Bolivian tennis official suspended for 12 years over corruption

The International Tennis Integrity Agency (ITIA) has suspended Bolivian tennis official Percy Flores for 12 years over a series of corruption charges.

Flores, who was also fined $15,000 (£11,673/€13,609) by the ITIA, was ruled to have breached the Tennis Anti-Corruption Programme (TACP).

Some 31 breaches were noted between November 2021 and October 2022. These included routine manipulation of scores for betting purposes by entering the wrong score into the umpire’s handheld device.

Flores, a white badge umpire, did not contest the charges and had his suspension backdated to 8 December 2022. The ITIA also reduced this by three years due to mitigating circumstances, including early admission of charges.

As such, the suspension will run until 7 December 2034. Flores cannot officiate at or attend any event authorised by tennis’ governing bodies.

Corruption breaches

In terms of the specific breaches, ITIA noted several sections of both the 2021 and 2022 editions of the TACP.

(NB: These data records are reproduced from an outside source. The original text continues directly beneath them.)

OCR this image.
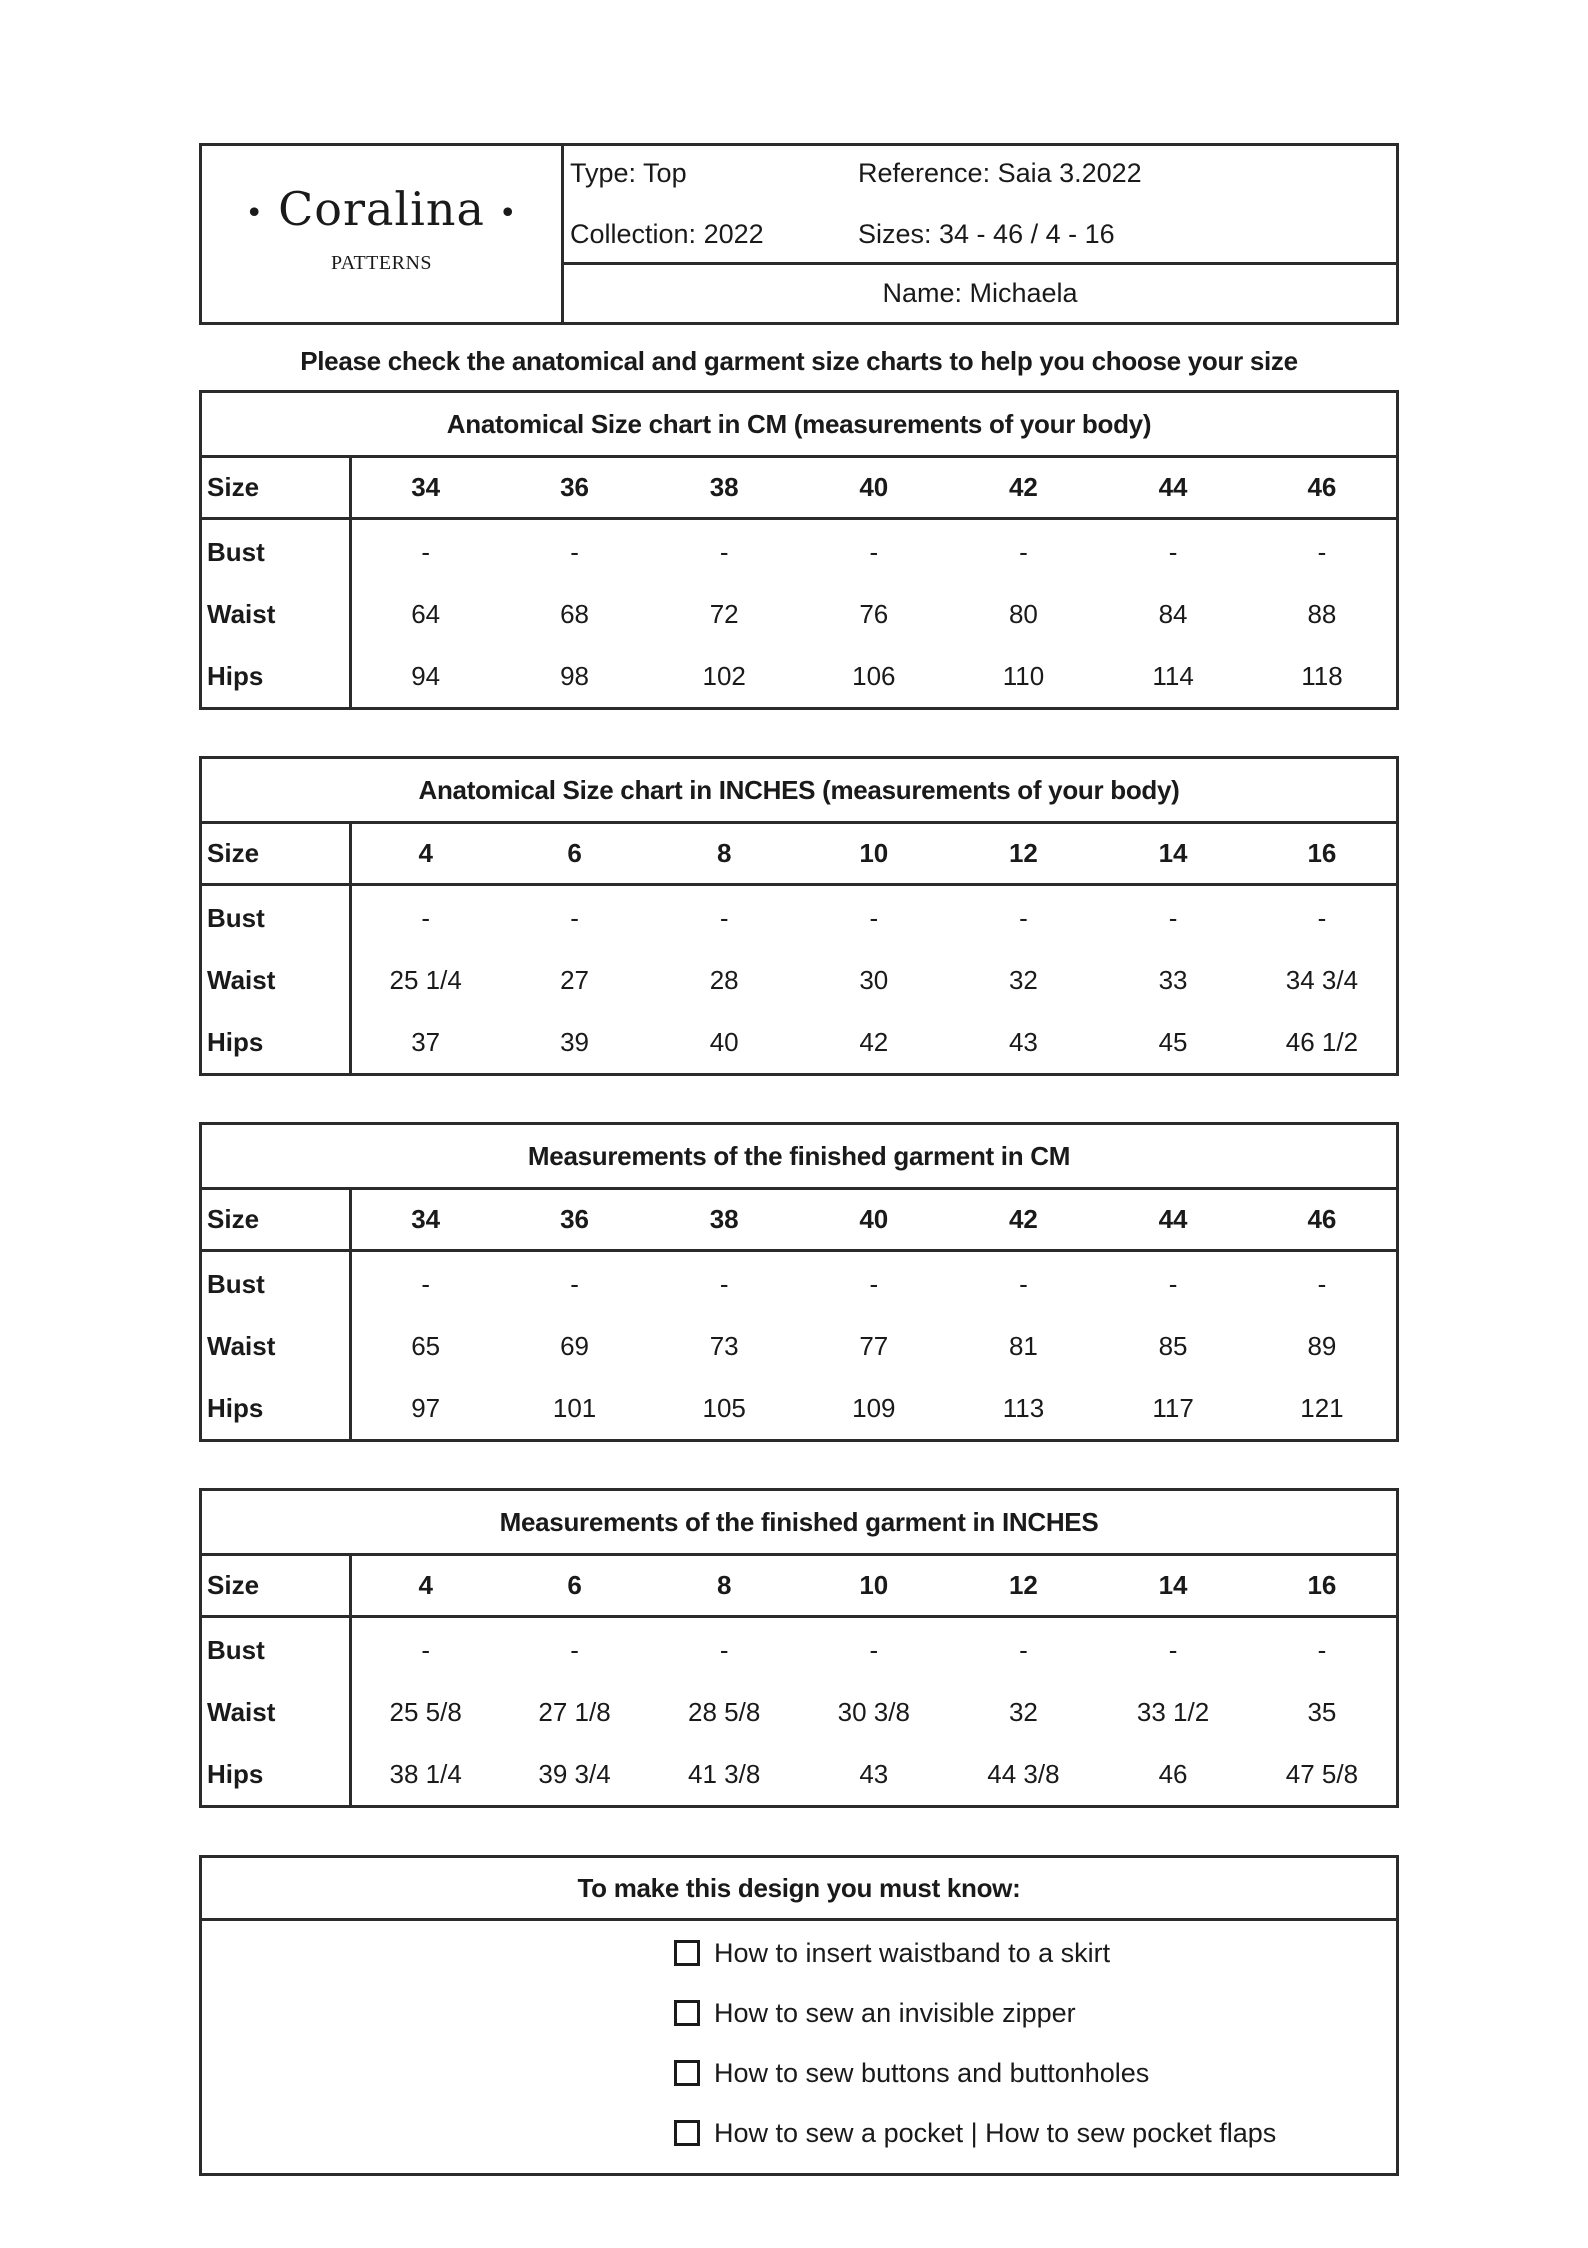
• Coralina •
PATTERNS
Type: Top	Reference: Saia 3.2022
Collection: 2022	Sizes: 34 - 46 / 4 - 16
Name: Michaela
Please check the anatomical and garment size charts to help you choose your size
Anatomical Size chart in CM (measurements of your body)							
Size	34	36	38	40	42	44	46
Bust	-	-	-	-	-	-	-
Waist	64	68	72	76	80	84	88
Hips	94	98	102	106	110	114	118
Anatomical Size chart in INCHES (measurements of your body)							
Size	4	6	8	10	12	14	16
Bust	-	-	-	-	-	-	-
Waist	25 1/4	27	28	30	32	33	34 3/4
Hips	37	39	40	42	43	45	46 1/2
Measurements of the finished garment in CM							
Size	34	36	38	40	42	44	46
Bust	-	-	-	-	-	-	-
Waist	65	69	73	77	81	85	89
Hips	97	101	105	109	113	117	121
Measurements of the finished garment in INCHES							
Size	4	6	8	10	12	14	16
Bust	-	-	-	-	-	-	-
Waist	25 5/8	27 1/8	28 5/8	30 3/8	32	33 1/2	35
Hips	38 1/4	39 3/4	41 3/8	43	44 3/8	46	47 5/8
To make this design you must know:
How to insert waistband to a skirt
How to sew an invisible zipper
How to sew buttons and buttonholes
How to sew a pocket | How to sew pocket flaps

Featured sections included D.1.b, whereby no covered person shall facilitate, encourage or promote tennis betting. Flores faced 10 counts of breaches of this section.

Nine counts related to D.1.m, which states no official shall manipulate entry of scores or accept, benefit or change scoring data.

The remaining charges were in reference to D.2.b, which covers related persons and all tournament support personnel. Some 10 counts were for D.2.b.i, which requires personnel to report approaches of corruption to the ITIA.

One count was for D.2.b.ii, whereby personnel should report corruption approaches to other staff to the relevant tennis authorities. The final count related to D.1.o, which states no covered person shall solicit others to commit a corruption offence.

ITIA to educate junior tennis players

In other news, the ITIA has partnered with the International Tennis Federation (ITF) on an initiative to educate younger players about integrity.

All players with an active Juniors International Player Identification Number (IPIN), used to register for competitions on the ITF tour, must undertake a mandatory education module.

The module offers an introduction to values and integrity in tennis. This includes setting out information about the TACP and Tennis Anti-Doping Programme.

“This is another positive step in further embedding integrity into our sport,” ITIA chief executive Karen Moorhouse said. “In rolling out mandatory education, the ITIA and ITF are ensuring that the pathway into the professional game contains an important and robust integrity checkpoint for our future stars.

“This is more than making sure that the players know the rules, though. By introducing ourselves to the players early in their careers, we offer our support and ensure that juniors’ first interaction with topics like anti-doping comes as education, rather than a test.”

ITF CEO Kelly Fairweather added: “We are committed to preparing junior players for all aspects of life on the tour and the launch of these mandatory education modules is a crucial part of that.

“Every subject covered in these modules – from tournament entry systems to code of conduct to integrity – is designed to equip players with the skills and knowledge they need to move through the ITF pathway and beyond.”